Using this method, we calculated the free energy change during the conformational change from the elongated state to the helix state using the end-to-end distance of the polypeptide as the reaction coordinate. As shown in Fig. 1, we modeled a decamer of alanine as a polypeptide and set up a GAFF force field; the N-terminus was fixed, a virtual particle was bound to the C-terminus, and SMD calculations were performed to change the end-to-end distance. The ensemble average of work W was calculated from 10 trajectories. The velocity v of the virtual particle was 0.1 m/s and 1.0 m/s.
Fig. 1 Model used in the calculation (decamer of alanine). The N-terminus is fixed and the C-terminus is moved.
Analysis Results
Figure 2 shows the calculated free energy change plotted against the distance between the ends.
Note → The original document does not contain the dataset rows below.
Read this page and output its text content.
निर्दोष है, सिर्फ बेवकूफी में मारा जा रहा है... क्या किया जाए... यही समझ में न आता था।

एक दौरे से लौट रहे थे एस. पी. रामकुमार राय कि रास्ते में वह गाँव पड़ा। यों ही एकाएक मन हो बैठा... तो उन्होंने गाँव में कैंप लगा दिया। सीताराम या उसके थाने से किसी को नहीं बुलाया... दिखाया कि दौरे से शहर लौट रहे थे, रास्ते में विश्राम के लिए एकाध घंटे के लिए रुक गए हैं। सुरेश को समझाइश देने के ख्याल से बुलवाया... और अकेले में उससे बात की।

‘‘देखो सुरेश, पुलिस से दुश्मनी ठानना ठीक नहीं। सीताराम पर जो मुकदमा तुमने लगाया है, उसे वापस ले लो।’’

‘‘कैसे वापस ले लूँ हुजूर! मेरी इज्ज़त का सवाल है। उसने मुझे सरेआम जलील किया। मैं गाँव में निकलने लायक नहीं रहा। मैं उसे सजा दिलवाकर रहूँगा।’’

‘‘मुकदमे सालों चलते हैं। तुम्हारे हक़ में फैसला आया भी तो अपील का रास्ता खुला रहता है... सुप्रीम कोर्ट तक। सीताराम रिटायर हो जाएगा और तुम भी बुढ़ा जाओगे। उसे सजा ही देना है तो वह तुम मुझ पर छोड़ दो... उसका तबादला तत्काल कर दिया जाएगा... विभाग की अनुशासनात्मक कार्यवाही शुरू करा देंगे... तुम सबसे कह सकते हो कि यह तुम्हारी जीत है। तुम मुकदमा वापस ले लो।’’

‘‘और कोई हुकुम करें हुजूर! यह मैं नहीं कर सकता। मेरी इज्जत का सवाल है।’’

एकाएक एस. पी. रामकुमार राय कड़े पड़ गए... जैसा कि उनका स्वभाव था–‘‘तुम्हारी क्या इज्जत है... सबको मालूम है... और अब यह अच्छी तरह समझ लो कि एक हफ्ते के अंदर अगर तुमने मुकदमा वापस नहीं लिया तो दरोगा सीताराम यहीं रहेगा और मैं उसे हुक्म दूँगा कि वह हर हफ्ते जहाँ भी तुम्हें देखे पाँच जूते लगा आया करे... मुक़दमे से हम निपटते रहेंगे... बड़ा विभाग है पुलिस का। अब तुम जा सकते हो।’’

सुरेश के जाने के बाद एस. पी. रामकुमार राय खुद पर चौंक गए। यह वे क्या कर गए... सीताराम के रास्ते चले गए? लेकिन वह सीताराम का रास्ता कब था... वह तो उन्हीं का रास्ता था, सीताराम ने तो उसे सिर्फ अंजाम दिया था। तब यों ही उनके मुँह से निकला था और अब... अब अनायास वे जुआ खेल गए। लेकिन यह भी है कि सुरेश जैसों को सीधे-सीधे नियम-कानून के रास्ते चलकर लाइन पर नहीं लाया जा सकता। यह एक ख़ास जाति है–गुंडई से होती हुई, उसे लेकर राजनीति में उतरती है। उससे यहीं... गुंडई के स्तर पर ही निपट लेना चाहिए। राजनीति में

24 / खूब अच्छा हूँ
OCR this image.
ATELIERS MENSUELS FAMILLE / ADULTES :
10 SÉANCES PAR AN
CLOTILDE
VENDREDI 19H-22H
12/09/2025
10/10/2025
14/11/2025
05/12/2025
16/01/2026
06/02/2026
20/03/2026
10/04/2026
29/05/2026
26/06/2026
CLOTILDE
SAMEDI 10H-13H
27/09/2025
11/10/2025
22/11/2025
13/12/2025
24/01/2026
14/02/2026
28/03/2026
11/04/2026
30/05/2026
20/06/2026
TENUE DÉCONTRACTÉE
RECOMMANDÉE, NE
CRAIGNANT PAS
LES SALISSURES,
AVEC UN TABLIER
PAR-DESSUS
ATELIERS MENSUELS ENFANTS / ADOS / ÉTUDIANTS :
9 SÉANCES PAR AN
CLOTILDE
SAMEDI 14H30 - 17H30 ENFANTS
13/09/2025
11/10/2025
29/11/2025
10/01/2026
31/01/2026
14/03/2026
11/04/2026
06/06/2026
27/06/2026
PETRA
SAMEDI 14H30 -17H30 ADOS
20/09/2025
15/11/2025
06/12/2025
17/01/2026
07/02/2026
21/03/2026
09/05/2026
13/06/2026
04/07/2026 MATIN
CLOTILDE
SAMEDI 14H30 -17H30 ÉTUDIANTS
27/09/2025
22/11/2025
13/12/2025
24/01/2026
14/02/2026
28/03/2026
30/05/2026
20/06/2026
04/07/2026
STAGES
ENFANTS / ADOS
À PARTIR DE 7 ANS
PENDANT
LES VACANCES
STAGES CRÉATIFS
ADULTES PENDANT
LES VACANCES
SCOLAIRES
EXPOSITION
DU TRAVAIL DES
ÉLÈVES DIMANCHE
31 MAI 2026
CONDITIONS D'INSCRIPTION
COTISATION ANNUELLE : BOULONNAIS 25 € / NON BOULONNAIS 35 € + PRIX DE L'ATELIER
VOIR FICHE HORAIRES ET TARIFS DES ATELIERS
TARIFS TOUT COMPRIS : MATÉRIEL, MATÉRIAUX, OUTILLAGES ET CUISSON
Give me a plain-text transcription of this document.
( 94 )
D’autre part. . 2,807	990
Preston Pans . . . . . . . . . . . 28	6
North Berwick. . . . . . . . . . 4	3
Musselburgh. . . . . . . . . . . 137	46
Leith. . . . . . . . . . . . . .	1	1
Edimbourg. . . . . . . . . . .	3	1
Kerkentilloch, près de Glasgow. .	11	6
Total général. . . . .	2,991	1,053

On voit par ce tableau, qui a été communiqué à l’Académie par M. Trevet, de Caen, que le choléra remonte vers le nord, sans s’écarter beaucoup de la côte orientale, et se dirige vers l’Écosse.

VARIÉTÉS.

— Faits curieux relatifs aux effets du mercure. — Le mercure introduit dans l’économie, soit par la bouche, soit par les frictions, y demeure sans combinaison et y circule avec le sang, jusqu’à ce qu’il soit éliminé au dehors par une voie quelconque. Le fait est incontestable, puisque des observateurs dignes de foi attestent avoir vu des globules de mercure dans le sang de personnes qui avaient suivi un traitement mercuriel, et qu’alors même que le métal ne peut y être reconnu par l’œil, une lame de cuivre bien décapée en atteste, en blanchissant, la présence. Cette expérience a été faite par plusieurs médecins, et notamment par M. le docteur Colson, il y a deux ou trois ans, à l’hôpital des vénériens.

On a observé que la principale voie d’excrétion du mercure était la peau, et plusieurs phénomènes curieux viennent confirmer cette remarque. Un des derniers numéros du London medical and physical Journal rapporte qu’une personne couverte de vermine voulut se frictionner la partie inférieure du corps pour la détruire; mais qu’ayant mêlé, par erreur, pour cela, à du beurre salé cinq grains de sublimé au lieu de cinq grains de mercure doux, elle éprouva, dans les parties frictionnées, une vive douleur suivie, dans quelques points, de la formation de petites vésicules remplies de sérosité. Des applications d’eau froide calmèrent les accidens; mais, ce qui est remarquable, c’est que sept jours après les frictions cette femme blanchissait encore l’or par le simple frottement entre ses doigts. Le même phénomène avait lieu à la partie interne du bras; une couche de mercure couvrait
On the left side of the figure are the free energy changes calculated with v=0.1 m/s, for the contracting process from the elongated state (contracting) and the stretching process from the helix (stretching).
The results are almost the same for both processes, although there is a discrepancy in the region where the distance between the ends is long. Ideally, the same free energy difference should be obtained regardless of the process.
On the right side of the figure, we compare the free energy change of the elongation process with respect to the velocity of the virtual particle, and the free energy change is smaller when v=0.1m/s is used.
The calculated free energy difference is larger than the result in reference [1], which is mainly due to the difference in the force field.
Figure 2 (Left) Free energy change of the elongated-helix state of a polypeptide. (Right) Free energy change for different virtual particle velocities.
- Reference
- [1] S. Park, et al., “Free Energy Calculation from Steered Molecular Dynamics Simulations Using Jarzynski ’ s Equality,” J. Chem. Phys., 119, 3553, (2003).